Seizing an opportunity to further their own agendas, many radical Non-Governmental Organizations (NGOs) exploit the event by attacking various products and technologies they claim are harmful.

As in many other public health false alarms, NGOs' condemnation of the new biotechnology -- also known as gene splicing, genetic engineering, or genetic modification (GM) -- is less about real concern for children's health than about environmental activists' willingness to exploit children's issues for their own benefit.

Biotechnology has been the target of scare campaigns since the technique was first demonstrated in 1973. Activists like Jeremy Rifkin of the Foundation on Economic Trends have warned against supposed dangers of biotechnology for three decades, calling it "the most radical, uncontrolled experiment we've ever seen," even likening it to "Nazi eugenics."

With varying degrees of subtlety, others such as Greenpeace and the Pew Initiative on Biotechnology and Food, have questioned the new biotechnology's safety. Despite an overwhelming scientific consensus that new molecular methods of the "new biotechnology" pose no inherent risks, critics still argue that splicing genes into plants can cause all sorts of human health risks, including the adding new plant toxins or allergens to the food supply.

The allergy issue is of special concern when children are involved, because children tend to be more sensitive to allergens than are adults. Approximately 5 percent to 8 percent of children have a true allergy to certain types of foods, but only 1 to 2 percent of adults do.

Therefore, if gene-splicing really did increase the risk of introducing new allergens into the food supply, this might pose a genuine children's health issue. How real is this possibility?
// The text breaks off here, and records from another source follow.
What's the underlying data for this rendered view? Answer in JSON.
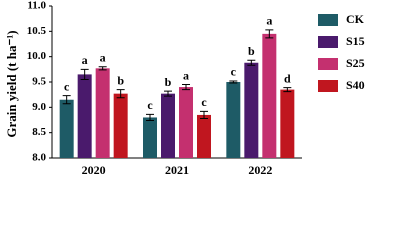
{
  "chart_data": {
    "type": "bar",
    "y_label": "Grain yield (t ha⁻¹)",
    "categories": [
      "2020",
      "2021",
      "2022"
    ],
    "series": [
      {
        "name": "CK",
        "color": "#1e5b66",
        "values": [
          9.15,
          8.8,
          9.5
        ],
        "errors": [
          0.08,
          0.06,
          0.02
        ],
        "labels": [
          "c",
          "c",
          "c"
        ]
      },
      {
        "name": "S15",
        "color": "#4a1a6c",
        "values": [
          9.65,
          9.27,
          9.88
        ],
        "errors": [
          0.1,
          0.05,
          0.05
        ],
        "labels": [
          "a",
          "b",
          "b"
        ]
      },
      {
        "name": "S25",
        "color": "#c4306f",
        "values": [
          9.77,
          9.4,
          10.45
        ],
        "errors": [
          0.03,
          0.05,
          0.08
        ],
        "labels": [
          "a",
          "a",
          "a"
        ]
      },
      {
        "name": "S40",
        "color": "#c0161f",
        "values": [
          9.27,
          8.85,
          9.35
        ],
        "errors": [
          0.08,
          0.07,
          0.04
        ],
        "labels": [
          "b",
          "c",
          "d"
        ]
      }
    ],
    "ylim": [
      8.0,
      11.0
    ],
    "yticks": [
      {
        "value": 8,
        "label": "8.0"
      },
      {
        "value": 8.5,
        "label": "8.5"
      },
      {
        "value": 9,
        "label": "9.0"
      },
      {
        "value": 9.5,
        "label": "9.5"
      },
      {
        "value": 10,
        "label": "10.0"
      },
      {
        "value": 10.5,
        "label": "10.5"
      },
      {
        "value": 11,
        "label": "11.0"
      }
    ],
    "legend": "right"
  }
}
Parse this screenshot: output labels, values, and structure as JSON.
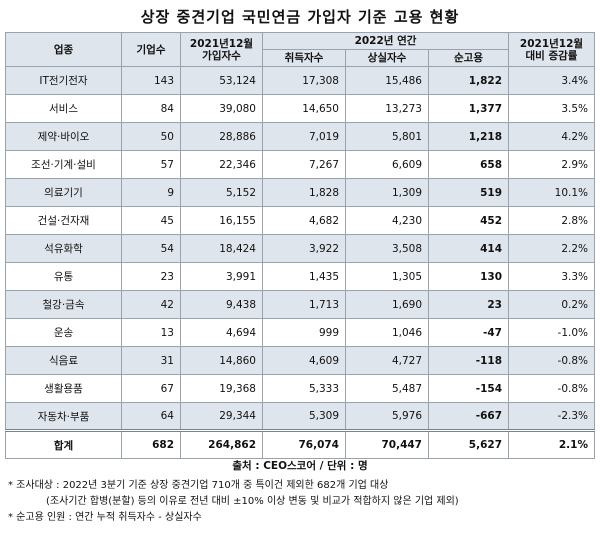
{
  "title": "상장 중견기업 국민연금 가입자 기준 고용 현황",
  "header": {
    "industry": "업종",
    "companies": "기업수",
    "dec2021_top": "2021년12월",
    "dec2021_bottom": "가입자수",
    "annual2022": "2022년 연간",
    "acquired": "취득자수",
    "lost": "상실자수",
    "net": "순고용",
    "change_top": "2021년12월",
    "change_bottom": "대비 증감률"
  },
  "rows": [
    {
      "industry": "IT전기전자",
      "companies": "143",
      "members": "53,124",
      "acquired": "17,308",
      "lost": "15,486",
      "net": "1,822",
      "change": "3.4%"
    },
    {
      "industry": "서비스",
      "companies": "84",
      "members": "39,080",
      "acquired": "14,650",
      "lost": "13,273",
      "net": "1,377",
      "change": "3.5%"
    },
    {
      "industry": "제약·바이오",
      "companies": "50",
      "members": "28,886",
      "acquired": "7,019",
      "lost": "5,801",
      "net": "1,218",
      "change": "4.2%"
    },
    {
      "industry": "조선·기계·설비",
      "companies": "57",
      "members": "22,346",
      "acquired": "7,267",
      "lost": "6,609",
      "net": "658",
      "change": "2.9%"
    },
    {
      "industry": "의료기기",
      "companies": "9",
      "members": "5,152",
      "acquired": "1,828",
      "lost": "1,309",
      "net": "519",
      "change": "10.1%"
    },
    {
      "industry": "건설·건자재",
      "companies": "45",
      "members": "16,155",
      "acquired": "4,682",
      "lost": "4,230",
      "net": "452",
      "change": "2.8%"
    },
    {
      "industry": "석유화학",
      "companies": "54",
      "members": "18,424",
      "acquired": "3,922",
      "lost": "3,508",
      "net": "414",
      "change": "2.2%"
    },
    {
      "industry": "유통",
      "companies": "23",
      "members": "3,991",
      "acquired": "1,435",
      "lost": "1,305",
      "net": "130",
      "change": "3.3%"
    },
    {
      "industry": "철강·금속",
      "companies": "42",
      "members": "9,438",
      "acquired": "1,713",
      "lost": "1,690",
      "net": "23",
      "change": "0.2%"
    },
    {
      "industry": "운송",
      "companies": "13",
      "members": "4,694",
      "acquired": "999",
      "lost": "1,046",
      "net": "-47",
      "change": "-1.0%"
    },
    {
      "industry": "식음료",
      "companies": "31",
      "members": "14,860",
      "acquired": "4,609",
      "lost": "4,727",
      "net": "-118",
      "change": "-0.8%"
    },
    {
      "industry": "생활용품",
      "companies": "67",
      "members": "19,368",
      "acquired": "5,333",
      "lost": "5,487",
      "net": "-154",
      "change": "-0.8%"
    },
    {
      "industry": "자동차·부품",
      "companies": "64",
      "members": "29,344",
      "acquired": "5,309",
      "lost": "5,976",
      "net": "-667",
      "change": "-2.3%"
    }
  ],
  "total": {
    "industry": "합계",
    "companies": "682",
    "members": "264,862",
    "acquired": "76,074",
    "lost": "70,447",
    "net": "5,627",
    "change": "2.1%"
  },
  "source": "출처 : CEO스코어 / 단위 : 명",
  "notes": {
    "line1": "* 조사대상 : 2022년 3분기 기준 상장 중견기업 710개 중 특이건 제외한 682개 기업 대상",
    "line2": "(조사기간 합병(분할) 등의 이유로 전년 대비 ±10% 이상 변동 및 비교가 적합하지 않은 기업 제외)",
    "line3": "* 순고용 인원 : 연간 누적 취득자수 - 상실자수"
  },
  "colors": {
    "header_bg": "#dfe5ec",
    "row_shade": "#dfe5ec",
    "border": "#9aa3ad"
  }
}
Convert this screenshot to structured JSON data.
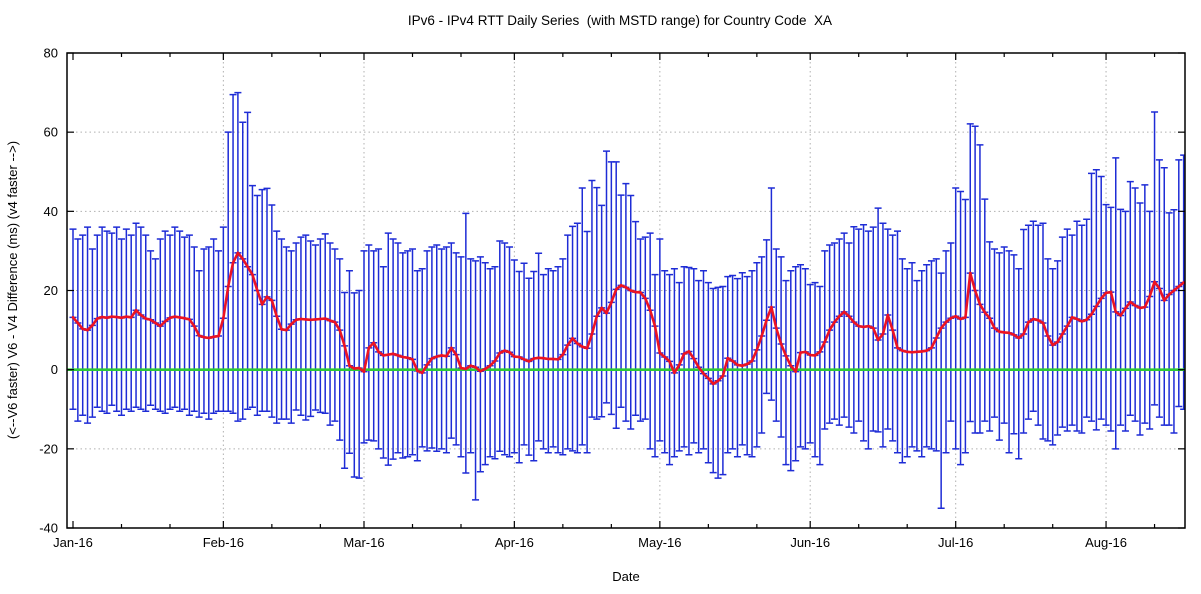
{
  "page": {
    "background": "#ffffff"
  },
  "chart_data": {
    "type": "line+errorbar",
    "title": "IPv6 - IPv4 RTT Daily Series  (with MSTD range) for Country Code  XA",
    "xlabel": "Date",
    "ylabel": "(<--V6 faster) V6 - V4 Difference (ms) (v4 faster -->)",
    "ylim": [
      -40,
      80
    ],
    "y_ticks": [
      80,
      60,
      40,
      20,
      0,
      -20,
      -40
    ],
    "y_grid_values": [
      60,
      40,
      20,
      -20
    ],
    "x_ticks": [
      {
        "label": "Jan-16",
        "day": 0
      },
      {
        "label": "Feb-16",
        "day": 31
      },
      {
        "label": "Mar-16",
        "day": 60
      },
      {
        "label": "Apr-16",
        "day": 91
      },
      {
        "label": "May-16",
        "day": 121
      },
      {
        "label": "Jun-16",
        "day": 152
      },
      {
        "label": "Jul-16",
        "day": 182
      },
      {
        "label": "Aug-16",
        "day": 213
      }
    ],
    "x_minor_tick_days": [
      10,
      20,
      41,
      51,
      70,
      80,
      101,
      111,
      131,
      141,
      162,
      172,
      192,
      202,
      223
    ],
    "x_unit": "day index from Jan-16 (daily points, Jan 1 - Aug 17 2016)",
    "grid": true,
    "legend": "none",
    "colors": {
      "error_bars": "#1e2cd6",
      "mean_line": "#ec1323",
      "zero_line": "#2cc937",
      "grid": "#b0b0b0",
      "border": "#000000",
      "background": "#ffffff"
    },
    "series": [
      {
        "name": "daily MSTD range",
        "role": "errorbars",
        "color": "#1e2cd6"
      },
      {
        "name": "daily mean V6-V4 difference",
        "role": "line",
        "color": "#ec1323"
      },
      {
        "name": "zero reference",
        "role": "baseline",
        "color": "#2cc937"
      }
    ],
    "mean": [
      13.2,
      11.8,
      10.3,
      10,
      11.2,
      12.9,
      13.3,
      13.1,
      13.4,
      13.3,
      13.1,
      13.4,
      13.2,
      15,
      13.8,
      12.9,
      12.6,
      11.8,
      11,
      12.2,
      13.1,
      13.4,
      13.2,
      13,
      12.7,
      11,
      8.6,
      8.2,
      8,
      8.3,
      8.5,
      13,
      21,
      27,
      29.5,
      28,
      26,
      24,
      20,
      16.5,
      18.4,
      17.5,
      13.5,
      10.2,
      10,
      11.5,
      12.6,
      12.8,
      12.7,
      12.6,
      12.7,
      12.8,
      12.9,
      12.4,
      12,
      10,
      6,
      1,
      0.3,
      0.4,
      -0.5,
      5.5,
      6.8,
      4.5,
      3.6,
      3.8,
      4,
      3.6,
      3.2,
      3,
      2.6,
      -0.3,
      -0.8,
      1.2,
      2.8,
      3.3,
      3.6,
      3.4,
      5.5,
      3.8,
      0.4,
      0.2,
      1,
      0.6,
      -0.4,
      0.2,
      1,
      2.2,
      4.2,
      4.8,
      4.4,
      3.3,
      3.2,
      2.6,
      2.1,
      2.8,
      3,
      2.9,
      2.7,
      2.7,
      2.6,
      3.8,
      6.2,
      7.9,
      6.6,
      5.8,
      5.4,
      9,
      13.5,
      15.6,
      14.3,
      17,
      20.3,
      21.3,
      20.8,
      20,
      19.6,
      19.5,
      18,
      15,
      11,
      4.2,
      3.2,
      2.1,
      -0.8,
      1.2,
      4,
      4.6,
      2.8,
      0.6,
      -1,
      -2.2,
      -3.6,
      -2.8,
      -1.6,
      2.9,
      2.2,
      1.2,
      1,
      1.4,
      2.2,
      5,
      8.5,
      12.5,
      15.8,
      10.5,
      6.5,
      3.5,
      1,
      -0.5,
      4.3,
      4.5,
      3.7,
      3.6,
      4.5,
      7,
      10,
      12,
      13.5,
      14.6,
      13.5,
      12,
      11,
      10.8,
      11,
      10.5,
      7.5,
      9,
      13.8,
      10,
      5.5,
      4.8,
      4.5,
      4.4,
      4.5,
      4.6,
      4.8,
      5.5,
      8,
      10.5,
      12,
      13,
      13.5,
      12.8,
      13.2,
      24.4,
      20,
      16.5,
      14.5,
      13,
      10.5,
      9.6,
      9.4,
      9.3,
      8.8,
      8,
      9,
      12,
      12.8,
      12.5,
      11.8,
      8.5,
      6.2,
      7,
      9,
      11,
      13.2,
      12.8,
      12.2,
      12.6,
      14,
      16,
      18,
      19.4,
      19.6,
      14.6,
      13.7,
      15.5,
      17.1,
      16.2,
      15.6,
      15.8,
      18.5,
      22.2,
      20.5,
      17.5,
      19,
      20,
      21,
      22
    ],
    "upper": [
      35.5,
      33,
      34,
      36,
      30.5,
      34,
      36,
      35,
      34.5,
      36,
      33,
      35.5,
      34,
      37,
      36,
      34,
      30,
      28,
      33,
      35,
      34,
      36,
      35,
      33.5,
      34,
      31,
      25,
      30.5,
      31,
      33,
      30,
      36,
      60,
      69.5,
      70,
      62.5,
      65,
      46.5,
      44,
      45.5,
      45.8,
      41.6,
      35,
      33,
      31,
      30,
      32,
      33.5,
      34,
      32.5,
      31.5,
      33,
      34.3,
      32,
      30.5,
      28,
      19.5,
      25,
      19.4,
      20,
      30,
      31.5,
      30,
      30.5,
      26,
      34.5,
      33,
      32,
      29.5,
      30,
      30.5,
      25,
      25.5,
      30,
      31,
      31.5,
      30.5,
      31,
      32,
      29.5,
      28.5,
      39.5,
      28,
      27.5,
      28.5,
      27,
      25.5,
      26,
      32.5,
      32,
      31,
      27.7,
      24.8,
      26.9,
      23.1,
      24.8,
      29.4,
      24,
      25.5,
      25,
      26,
      28,
      34,
      36.2,
      37,
      45.9,
      34.9,
      47.8,
      46,
      41.5,
      55.2,
      52.5,
      52.5,
      44.1,
      47,
      44,
      37.4,
      33,
      33.5,
      34.5,
      24,
      33,
      25,
      24,
      25.5,
      22,
      26,
      25.8,
      25.5,
      22.5,
      25,
      22,
      20.5,
      20.8,
      21,
      23.5,
      23.8,
      23,
      24.5,
      23.5,
      25,
      27,
      28.5,
      32.8,
      45.9,
      30.5,
      28.5,
      22.5,
      25,
      26,
      26.5,
      25.5,
      21.5,
      22,
      21,
      30,
      31.5,
      32,
      33,
      34.5,
      32,
      36.1,
      35.5,
      36.6,
      35,
      36,
      40.8,
      37,
      35.5,
      34,
      35,
      28,
      25.5,
      27,
      22.5,
      25,
      26.5,
      27.5,
      28,
      24.4,
      30,
      32,
      45.9,
      45,
      43,
      62.1,
      61.5,
      56.8,
      43.1,
      32.3,
      30.5,
      29.5,
      31,
      30,
      29,
      25.5,
      35.4,
      36.5,
      37.5,
      36.5,
      37,
      28,
      25.5,
      27.5,
      33.5,
      35.5,
      34,
      37.5,
      36.5,
      38,
      49.6,
      50.5,
      48.8,
      41.7,
      41,
      53.5,
      40.5,
      40,
      47.5,
      45.9,
      42.1,
      46.7,
      40,
      65.1,
      53,
      51,
      39.6,
      40.4,
      53,
      54.2
    ],
    "lower": [
      -10,
      -13,
      -11.5,
      -13.5,
      -12,
      -9.5,
      -10.5,
      -11,
      -9,
      -10.5,
      -11.5,
      -10,
      -10.5,
      -9.5,
      -10,
      -10.5,
      -9,
      -10,
      -10.5,
      -11,
      -10,
      -9.5,
      -10.5,
      -10,
      -11.5,
      -10.5,
      -12,
      -11,
      -12.5,
      -11,
      -10.5,
      -10.5,
      -10.5,
      -11,
      -13,
      -12.5,
      -10,
      -9.5,
      -11.5,
      -10.5,
      -10.5,
      -12,
      -13.5,
      -12.5,
      -12.5,
      -13.5,
      -10.2,
      -11.5,
      -12.7,
      -11.8,
      -10.2,
      -10.8,
      -11,
      -14,
      -13,
      -17.8,
      -24.9,
      -21.1,
      -27.1,
      -27.4,
      -18.5,
      -17.8,
      -18,
      -20,
      -22.3,
      -24.1,
      -22.6,
      -21,
      -22.3,
      -22,
      -21.5,
      -23,
      -19.5,
      -20.5,
      -19.8,
      -20.6,
      -20,
      -21,
      -17.3,
      -19,
      -22,
      -26.1,
      -21,
      -32.9,
      -25.8,
      -24,
      -22,
      -22.5,
      -20.6,
      -21.5,
      -22,
      -21,
      -23.5,
      -19,
      -21.6,
      -23,
      -18,
      -20,
      -21,
      -19.5,
      -21,
      -21.5,
      -20,
      -20.5,
      -21,
      -19,
      -21,
      -12,
      -12.5,
      -11.9,
      -8.4,
      -11.3,
      -14.8,
      -9.5,
      -13,
      -15,
      -11.5,
      -13,
      -12.5,
      -20,
      -22,
      -18,
      -21,
      -24,
      -22,
      -20.5,
      -19.5,
      -21.5,
      -18.5,
      -21,
      -20,
      -23.5,
      -26,
      -27.4,
      -26.5,
      -21,
      -20,
      -22,
      -19,
      -21.5,
      -22,
      -19.5,
      -16,
      -6,
      -7.7,
      -13,
      -17,
      -24,
      -25.5,
      -23,
      -19.5,
      -20,
      -18.5,
      -22,
      -24,
      -15,
      -13.5,
      -12.5,
      -14,
      -12,
      -14.5,
      -16,
      -13,
      -18,
      -20,
      -15.5,
      -15.7,
      -19.5,
      -15,
      -18,
      -21,
      -23.5,
      -22,
      -19.5,
      -20.5,
      -22,
      -19.5,
      -20,
      -20.5,
      -35,
      -21,
      -13,
      -20,
      -24,
      -21,
      -13.1,
      -16,
      -16,
      -13,
      -15.5,
      -12,
      -17.8,
      -13.5,
      -21,
      -16.2,
      -22.5,
      -16,
      -12.5,
      -10.5,
      -14,
      -17.5,
      -18,
      -19,
      -16.5,
      -14.5,
      -15.5,
      -14,
      -15.5,
      -16,
      -12,
      -13,
      -15.2,
      -12.5,
      -14,
      -15.5,
      -20,
      -14,
      -15.5,
      -11.5,
      -13,
      -16.5,
      -13.5,
      -15,
      -8.9,
      -12,
      -14,
      -14,
      -16,
      -9.3,
      -10
    ]
  }
}
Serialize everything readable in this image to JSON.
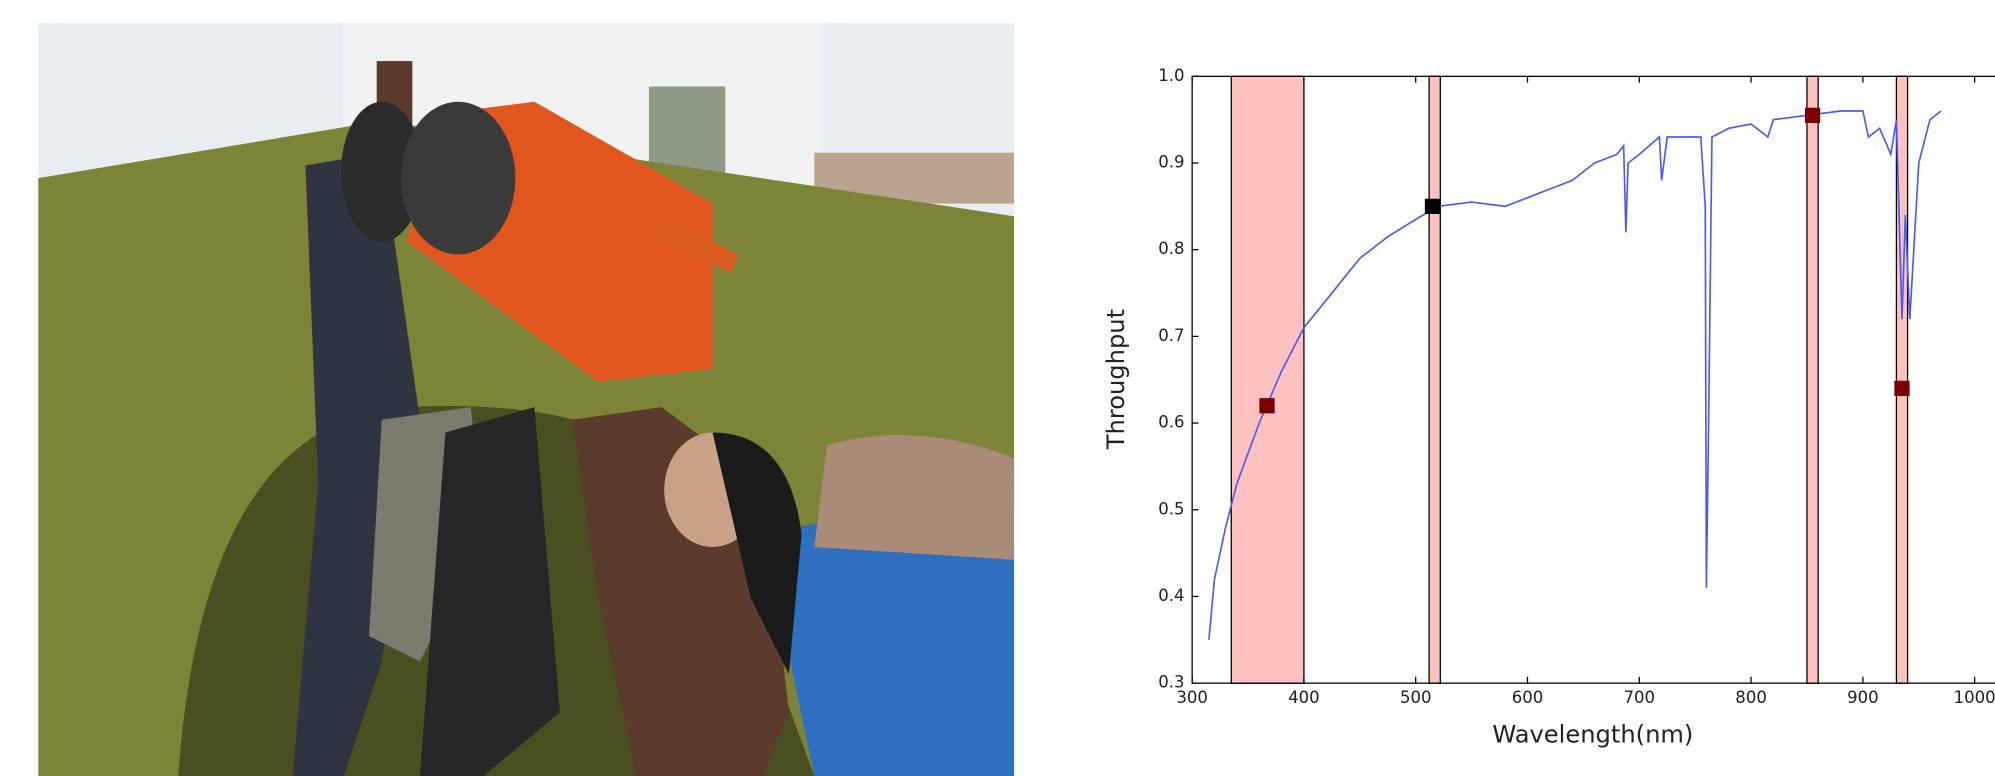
{
  "chart_data": {
    "type": "line",
    "xlabel": "Wavelength(nm)",
    "ylabel": "Throughput",
    "xlim": [
      300,
      1100
    ],
    "ylim": [
      0.3,
      1.0
    ],
    "xticks": [
      300,
      400,
      500,
      600,
      700,
      800,
      900,
      1000
    ],
    "yticks": [
      0.3,
      0.4,
      0.5,
      0.6,
      0.7,
      0.8,
      0.9,
      {
        "value": 1,
        "label": "1.0"
      }
    ],
    "x": [
      315,
      320,
      330,
      340,
      360,
      380,
      400,
      425,
      450,
      475,
      500,
      520,
      550,
      580,
      600,
      620,
      640,
      660,
      680,
      686,
      688,
      690,
      700,
      718,
      720,
      725,
      740,
      755,
      759,
      760,
      762,
      765,
      780,
      800,
      815,
      820,
      850,
      880,
      900,
      905,
      915,
      925,
      930,
      935,
      938,
      942,
      950,
      960,
      970
    ],
    "series": [
      {
        "color": "#4a5cf0",
        "values": [
          0.35,
          0.42,
          0.48,
          0.53,
          0.6,
          0.66,
          0.71,
          0.75,
          0.79,
          0.815,
          0.835,
          0.85,
          0.855,
          0.85,
          0.86,
          0.87,
          0.88,
          0.9,
          0.91,
          0.92,
          0.82,
          0.9,
          0.91,
          0.93,
          0.88,
          0.93,
          0.93,
          0.93,
          0.85,
          0.41,
          0.6,
          0.93,
          0.94,
          0.945,
          0.93,
          0.95,
          0.955,
          0.96,
          0.96,
          0.93,
          0.94,
          0.91,
          0.95,
          0.72,
          0.84,
          0.72,
          0.9,
          0.95,
          0.96
        ]
      }
    ],
    "bands": [
      [
        335,
        400
      ],
      [
        512,
        522
      ],
      [
        850,
        860
      ],
      [
        930,
        940
      ]
    ],
    "band_color": "#ffc0c0",
    "markers": {
      "x": [
        367,
        515,
        855,
        935
      ],
      "values": [
        0.62,
        0.85,
        0.955,
        0.64
      ],
      "colors": [
        "#7a0000",
        "#000000",
        "#7a0000",
        "#7a0000"
      ]
    }
  }
}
Food allergies are a reaction of the body's immune system to a substance or an ingredient in a food, usually a protein. And, because the function of most genes is to provide the cellular blueprint for making proteins, it has been easy for activists to convince the uninformed that a real children's health scare is imminent. But the issue is not so simple.

Both conventional and biotech plant breeding involve introducing new genes into established crop plants. Thus, they both pose a theoretical risk of introducing potentially harmful proteins and other substances into the food supply, some of which could be allergens or toxins. However, the risk for both types of breeding is generally quite small, and the level of risk an individual plant will pose -- either to human health or the environment -- has nothing to do with how it was developed. It depends on the characteristics of the plant being modified and the specific gene or genes added.